La comida acabó más animadamente de lo que había empezado. Sin embargo, cuando salieron a la calle, George Fentiman se puso a lanzar miradas a su alrededor, inquieto. Un hombre bajito con el abrigo abotonado hasta el cuello y un sombrero flexible calado hasta los ojos miraba distraído el escaparate de una tienda de allí al lado.

George se dirigió hacia él a grandes zancadas.

—¡Oiga! —exclamó—. ¿Qué demonios hace siguiéndome por todas partes? ¡Lárguese! ¿Entendido?

—Creo que se ha confundido, señor —replicó aquel hombre con toda calma—. No lo había visto a usted en mi vida.

—Conque no, ¿eh?
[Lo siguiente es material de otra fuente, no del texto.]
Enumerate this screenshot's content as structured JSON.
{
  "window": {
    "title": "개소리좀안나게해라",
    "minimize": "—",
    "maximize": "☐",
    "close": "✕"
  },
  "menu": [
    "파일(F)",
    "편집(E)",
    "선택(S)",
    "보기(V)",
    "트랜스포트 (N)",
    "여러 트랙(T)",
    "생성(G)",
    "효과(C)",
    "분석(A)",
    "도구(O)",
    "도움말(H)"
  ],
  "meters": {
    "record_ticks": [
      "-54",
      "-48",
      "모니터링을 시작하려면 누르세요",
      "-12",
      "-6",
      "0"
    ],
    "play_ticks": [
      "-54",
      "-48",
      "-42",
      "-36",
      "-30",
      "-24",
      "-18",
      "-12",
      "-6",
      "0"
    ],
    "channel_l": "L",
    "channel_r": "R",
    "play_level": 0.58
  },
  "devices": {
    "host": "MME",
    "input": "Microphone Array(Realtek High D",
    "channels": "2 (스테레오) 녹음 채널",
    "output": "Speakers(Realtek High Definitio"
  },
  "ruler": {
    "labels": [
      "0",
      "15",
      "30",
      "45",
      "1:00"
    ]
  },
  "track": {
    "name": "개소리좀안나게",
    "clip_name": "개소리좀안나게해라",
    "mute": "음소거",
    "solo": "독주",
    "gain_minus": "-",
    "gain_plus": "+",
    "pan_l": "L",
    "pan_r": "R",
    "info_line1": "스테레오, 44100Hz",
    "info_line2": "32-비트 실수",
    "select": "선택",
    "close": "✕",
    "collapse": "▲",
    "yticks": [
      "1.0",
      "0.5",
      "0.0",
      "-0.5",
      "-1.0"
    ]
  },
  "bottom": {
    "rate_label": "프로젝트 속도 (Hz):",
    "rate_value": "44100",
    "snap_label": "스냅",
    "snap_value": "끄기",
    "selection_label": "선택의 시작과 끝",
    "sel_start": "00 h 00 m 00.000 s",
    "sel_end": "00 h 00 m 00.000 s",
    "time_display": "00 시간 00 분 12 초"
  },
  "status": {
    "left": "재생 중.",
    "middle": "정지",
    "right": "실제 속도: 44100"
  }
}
Pues yo sí que lo he visto rondando, y si vuelve a hacerlo, tendrá motivos para recordarme. ¿Entendido?

—¡Eh! —gritó Wimsey, que se había quedado hablando con el conserje—. ¿Qué pasa aquí? ¡Eh, un momento!
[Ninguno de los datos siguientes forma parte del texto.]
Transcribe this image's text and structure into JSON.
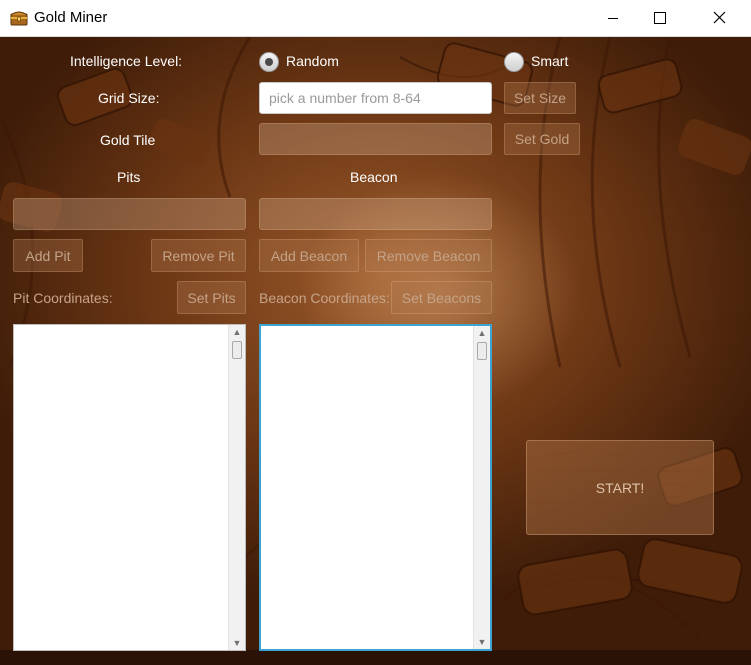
{
  "window": {
    "title": "Gold Miner",
    "icons": {
      "app": "treasure-chest-icon",
      "minimize": "minimize-icon",
      "maximize": "maximize-icon",
      "close": "close-icon"
    }
  },
  "intelligence": {
    "label": "Intelligence Level:",
    "options": [
      {
        "label": "Random",
        "selected": true
      },
      {
        "label": "Smart",
        "selected": false
      }
    ]
  },
  "grid_size": {
    "label": "Grid Size:",
    "value": "",
    "placeholder": "pick a number from 8-64",
    "button": "Set Size"
  },
  "gold_tile": {
    "label": "Gold Tile",
    "value": "",
    "button": "Set Gold"
  },
  "pits": {
    "header": "Pits",
    "value": "",
    "add_button": "Add Pit",
    "remove_button": "Remove Pit",
    "coordinates_label": "Pit Coordinates:",
    "set_button": "Set Pits",
    "items": []
  },
  "beacon": {
    "header": "Beacon",
    "value": "",
    "add_button": "Add Beacon",
    "remove_button": "Remove Beacon",
    "coordinates_label": "Beacon Coordinates:",
    "set_button": "Set Beacons",
    "items": []
  },
  "start_button": "START!",
  "colors": {
    "focus_border": "#3da3d3",
    "background_brown": "#6e3815",
    "field_white": "#ffffff"
  }
}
Pero al ver a Wimsey, aquel hombre se escurrió como una anguila entre el estruendoso tráfico del Strand y se perdió de vista.

George Fentiman se volvió hacia su acompañante con aire triunfal.
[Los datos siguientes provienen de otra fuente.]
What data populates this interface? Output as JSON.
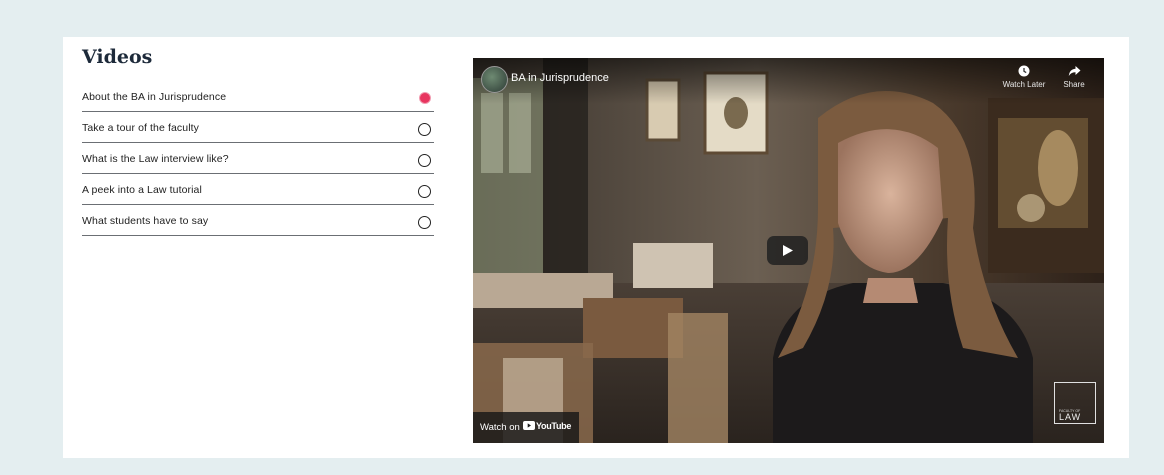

—¿Lo has visto? ¡El muy asqueroso! Ha salido disparado como una bala en cuanto lo he amenazado. Es el tipo que me persigue desde hace unos tres días.

—Lamento decírtelo, pero no ha sido por tu destreza, Fentiman —dijo Wimsey—; ha sido mi terrible aspecto lo que lo ha espantado. ¿Qué me pasa? ¿Tengo una facha tan imponente y amenazante como la de Júpiter o es que llevo una corbata espantosa?

—Es igual. El caso es que se ha marchado.

—Ojalá hubiera podido verlo más de cerca, porque esos rasgos suyos tan encantadores me suenan de algo, y de no hace mucho tiempo. ¿Era aquel el rostro que impulsó un millar de naves? Para mí que no.

—Lo único que puedo decir es que como lo vuelva a ver le voy a poner una cara que no lo va a reconocer ni su madre —dijo George.

—No, de ningún modo… Podrías destruir una pista. Es que… un momento… se me ha ocurrido una idea: creo que es el mismo hombre que ha estado haciendo preguntas por el Bellona. ¡Maldita sea! Lo hemos dejado escapar, ¡y yo que lo había rebajado a subalterno de Oliver! Fentiman, si vuelves a verlo, agárralo con todas tus fuerzas. Quiero hablar con él.